I started canoeing in my teens and did several 2-week wilderness “voyages” through lakes and down the Spanish River before returning to university at the end of summer. We camped on small islands and slept under our canoe or tarp. We saw all kinds of wildlife and at night the magnificence of the Aura Borealis and more stars than I have ever seen since.

A few other images flash through my mind. A flashlight bobbing in the water at night, marking the spot my now swimming friend had slid into the water cleaning the night’s dinner plates.  The smack of a canoe hitting a tree in the forest as another portaging paddler, canoe on his shoulders and pack on his back walked with determination,  blissfully unaware he had left the trail and marched into the woods. The laughter as florescent-colored ponchos lashed to paddles propelled us across the lake.

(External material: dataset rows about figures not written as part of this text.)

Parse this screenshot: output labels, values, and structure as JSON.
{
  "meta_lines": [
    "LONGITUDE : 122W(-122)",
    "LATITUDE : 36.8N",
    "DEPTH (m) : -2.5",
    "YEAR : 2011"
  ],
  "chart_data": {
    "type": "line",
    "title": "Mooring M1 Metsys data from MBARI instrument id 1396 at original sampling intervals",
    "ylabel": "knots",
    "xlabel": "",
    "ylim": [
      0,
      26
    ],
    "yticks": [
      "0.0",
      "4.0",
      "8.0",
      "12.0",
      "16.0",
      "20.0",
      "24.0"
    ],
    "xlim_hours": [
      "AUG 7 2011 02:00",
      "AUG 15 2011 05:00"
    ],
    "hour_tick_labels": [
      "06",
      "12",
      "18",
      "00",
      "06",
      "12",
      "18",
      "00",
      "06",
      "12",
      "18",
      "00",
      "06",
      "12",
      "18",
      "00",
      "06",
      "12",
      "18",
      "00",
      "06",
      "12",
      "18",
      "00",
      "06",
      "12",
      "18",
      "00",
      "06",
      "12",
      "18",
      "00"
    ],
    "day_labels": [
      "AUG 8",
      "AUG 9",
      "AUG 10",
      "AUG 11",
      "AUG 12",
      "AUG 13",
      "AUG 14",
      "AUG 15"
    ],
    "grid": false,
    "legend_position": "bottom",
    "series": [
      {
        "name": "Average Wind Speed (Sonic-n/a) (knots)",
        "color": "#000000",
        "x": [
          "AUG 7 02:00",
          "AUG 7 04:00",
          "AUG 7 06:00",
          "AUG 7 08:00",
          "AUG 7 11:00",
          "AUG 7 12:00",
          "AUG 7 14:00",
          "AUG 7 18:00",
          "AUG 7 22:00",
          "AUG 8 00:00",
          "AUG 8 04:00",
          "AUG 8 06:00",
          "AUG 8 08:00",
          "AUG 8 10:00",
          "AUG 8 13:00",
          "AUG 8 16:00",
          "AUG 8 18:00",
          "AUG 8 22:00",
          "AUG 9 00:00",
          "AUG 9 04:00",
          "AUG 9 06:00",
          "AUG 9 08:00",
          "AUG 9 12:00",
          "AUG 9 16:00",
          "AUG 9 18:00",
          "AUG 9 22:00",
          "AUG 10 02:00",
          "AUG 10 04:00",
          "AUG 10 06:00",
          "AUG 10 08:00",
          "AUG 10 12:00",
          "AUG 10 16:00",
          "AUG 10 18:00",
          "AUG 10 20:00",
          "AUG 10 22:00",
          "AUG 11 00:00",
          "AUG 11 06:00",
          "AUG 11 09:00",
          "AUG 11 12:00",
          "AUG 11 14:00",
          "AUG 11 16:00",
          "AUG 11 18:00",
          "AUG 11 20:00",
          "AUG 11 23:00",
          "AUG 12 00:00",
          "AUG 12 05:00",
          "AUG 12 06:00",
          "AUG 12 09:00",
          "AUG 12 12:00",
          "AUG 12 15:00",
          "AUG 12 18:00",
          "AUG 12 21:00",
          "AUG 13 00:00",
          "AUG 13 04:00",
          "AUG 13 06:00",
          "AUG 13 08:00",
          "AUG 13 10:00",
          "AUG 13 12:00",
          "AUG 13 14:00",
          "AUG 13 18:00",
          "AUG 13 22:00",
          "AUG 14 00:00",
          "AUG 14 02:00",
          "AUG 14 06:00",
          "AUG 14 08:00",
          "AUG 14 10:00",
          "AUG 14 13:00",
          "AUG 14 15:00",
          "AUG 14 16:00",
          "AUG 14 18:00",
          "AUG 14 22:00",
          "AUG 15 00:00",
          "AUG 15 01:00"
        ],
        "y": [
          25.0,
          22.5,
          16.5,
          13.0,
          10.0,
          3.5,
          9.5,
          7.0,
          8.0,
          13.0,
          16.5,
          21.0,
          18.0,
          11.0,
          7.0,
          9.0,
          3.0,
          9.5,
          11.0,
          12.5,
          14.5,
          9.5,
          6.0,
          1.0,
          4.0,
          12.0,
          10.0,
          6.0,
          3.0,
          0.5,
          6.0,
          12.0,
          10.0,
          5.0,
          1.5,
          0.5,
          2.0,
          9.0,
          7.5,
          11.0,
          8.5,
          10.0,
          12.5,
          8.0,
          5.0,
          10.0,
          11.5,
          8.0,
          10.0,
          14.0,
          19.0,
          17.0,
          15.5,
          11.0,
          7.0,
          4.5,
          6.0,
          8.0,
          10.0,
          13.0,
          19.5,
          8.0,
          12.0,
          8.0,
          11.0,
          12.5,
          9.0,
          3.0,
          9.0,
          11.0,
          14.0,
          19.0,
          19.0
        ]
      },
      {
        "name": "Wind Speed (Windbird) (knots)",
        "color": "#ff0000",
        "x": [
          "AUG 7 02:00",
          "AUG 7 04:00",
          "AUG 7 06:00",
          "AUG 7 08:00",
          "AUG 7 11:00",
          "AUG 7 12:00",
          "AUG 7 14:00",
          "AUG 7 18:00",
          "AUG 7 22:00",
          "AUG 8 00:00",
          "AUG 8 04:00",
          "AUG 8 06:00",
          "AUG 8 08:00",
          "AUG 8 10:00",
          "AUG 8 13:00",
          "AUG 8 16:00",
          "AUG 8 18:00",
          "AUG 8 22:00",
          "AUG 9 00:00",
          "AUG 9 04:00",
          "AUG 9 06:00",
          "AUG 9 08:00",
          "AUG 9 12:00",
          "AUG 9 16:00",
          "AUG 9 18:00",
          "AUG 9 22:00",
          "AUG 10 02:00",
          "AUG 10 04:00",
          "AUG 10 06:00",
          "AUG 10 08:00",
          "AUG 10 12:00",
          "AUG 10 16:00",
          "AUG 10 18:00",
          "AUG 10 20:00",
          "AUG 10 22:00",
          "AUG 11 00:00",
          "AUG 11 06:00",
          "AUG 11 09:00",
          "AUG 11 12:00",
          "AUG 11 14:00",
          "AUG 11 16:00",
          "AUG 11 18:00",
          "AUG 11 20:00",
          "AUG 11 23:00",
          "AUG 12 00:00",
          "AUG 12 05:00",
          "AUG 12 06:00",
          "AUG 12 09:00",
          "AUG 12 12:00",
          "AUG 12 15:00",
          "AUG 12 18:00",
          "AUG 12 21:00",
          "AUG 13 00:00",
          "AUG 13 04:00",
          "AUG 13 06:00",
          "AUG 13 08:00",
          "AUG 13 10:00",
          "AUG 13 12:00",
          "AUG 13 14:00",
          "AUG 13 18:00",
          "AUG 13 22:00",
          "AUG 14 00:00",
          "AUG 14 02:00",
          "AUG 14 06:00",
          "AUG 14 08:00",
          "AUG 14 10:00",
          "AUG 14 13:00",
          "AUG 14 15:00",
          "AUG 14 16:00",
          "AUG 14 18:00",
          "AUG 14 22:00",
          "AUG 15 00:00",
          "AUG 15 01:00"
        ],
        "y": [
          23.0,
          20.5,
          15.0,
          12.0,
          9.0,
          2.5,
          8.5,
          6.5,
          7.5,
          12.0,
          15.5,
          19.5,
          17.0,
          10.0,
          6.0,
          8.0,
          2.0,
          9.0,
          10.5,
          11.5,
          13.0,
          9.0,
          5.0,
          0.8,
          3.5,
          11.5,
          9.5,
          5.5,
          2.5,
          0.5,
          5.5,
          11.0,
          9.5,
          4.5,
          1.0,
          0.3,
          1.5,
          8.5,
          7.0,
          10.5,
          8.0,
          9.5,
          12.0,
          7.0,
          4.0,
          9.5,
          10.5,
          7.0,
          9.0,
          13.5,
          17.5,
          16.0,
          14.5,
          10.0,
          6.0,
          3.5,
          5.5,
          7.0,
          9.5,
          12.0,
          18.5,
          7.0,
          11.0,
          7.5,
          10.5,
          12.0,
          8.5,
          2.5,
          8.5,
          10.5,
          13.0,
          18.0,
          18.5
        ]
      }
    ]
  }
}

Kayak at Outdoor ShowAnd the rapids. Walking alongside, planning a route. The excitement, the spray and the elation of making it to the other side. Oh, and hanging from a rock in the middle of the Spanish River, holding a pack too heavy to lift out of the water waiting to be rescued by my companions, the current too swift to paddle against.

Then life got in the way and except for a vacation or visit to a friend’s cottage, I canoed very little. My wife enrolled us in a 2-day kayaking course and that was it – I was back and loved kayaks.

My challenge is photography. We are planning several overnight kayak backcountry paddling trips this summer and I have been looking at various camera alternatives. At the moment, I’m leaning towards a GoPro to create video and time-lapse photography and since it is waterproof and small, would suit me. I’m looking for a good still-shot alternative even though the GoPro does still photos, too.

Long weekends are too short

It’s a tradition now. Each year my wife and I head up to our friend’s cottage on the Canada Day long weekend, three and a half hours away from the noise and daily routine of Toronto to a small lake shared by two cottages. My friend Heather, the owner of what she calls Kamp Krusty, has pretty much left the land to take care of itself, but does boast a house boat perched on a hill playing the role of guest house.

Early in the morning, and I mean at 5:30am, the lake is still. Each morning there was a mist over the lake, practically a fog on our last day there. I would quietly make my way to the water and set up my tripod, taking photographs and then heading back to bed. One edge of the lake is covered with reeds with several openings and channels. My intention was to take the kayak and venture into these secluded areas to take photographs from a different angle. For a couple of days, the bugs, particularly the deer flies, kept me at bay, but by the third day, covered in “Off,” I pushed the kayak into the water and retrieved my camera from the dock and headed off for an early morning adventure.

There is something special about being alone on the lake early in the morning in the still water. Taking photographs from a kayak takes a little patience and care. First you get into position and then wait for the water to go still again. By then you have drifted out of position, so you learn to drift into the target location while the water calms down. This kayak was all open allowing me to rest the camera, securely around my neck, on my leg. Traditional kayaks offer a little more protection, but with the still water, there was little concern beyond swatting a fly too enthusiastically.

I used my 24 – 120mm zoom – I have no intention of trying to change lenses while adrift. I can hear the kerplunk even as a write and it makes me shudder. The lighting was good and allowed me to use an aperture for some decent depth of field. I’ve been out later in the day and the dynamic range overwhelms the camera  fairly quickly, so being early not only brings nice lighting, but is more manageable.

While I come back lumpy from bites, often a little too red from the sun, hauling a huge bag of empty beer and wine bottles, I always come back more refreshed and relaxed. And yes, with a picture or two.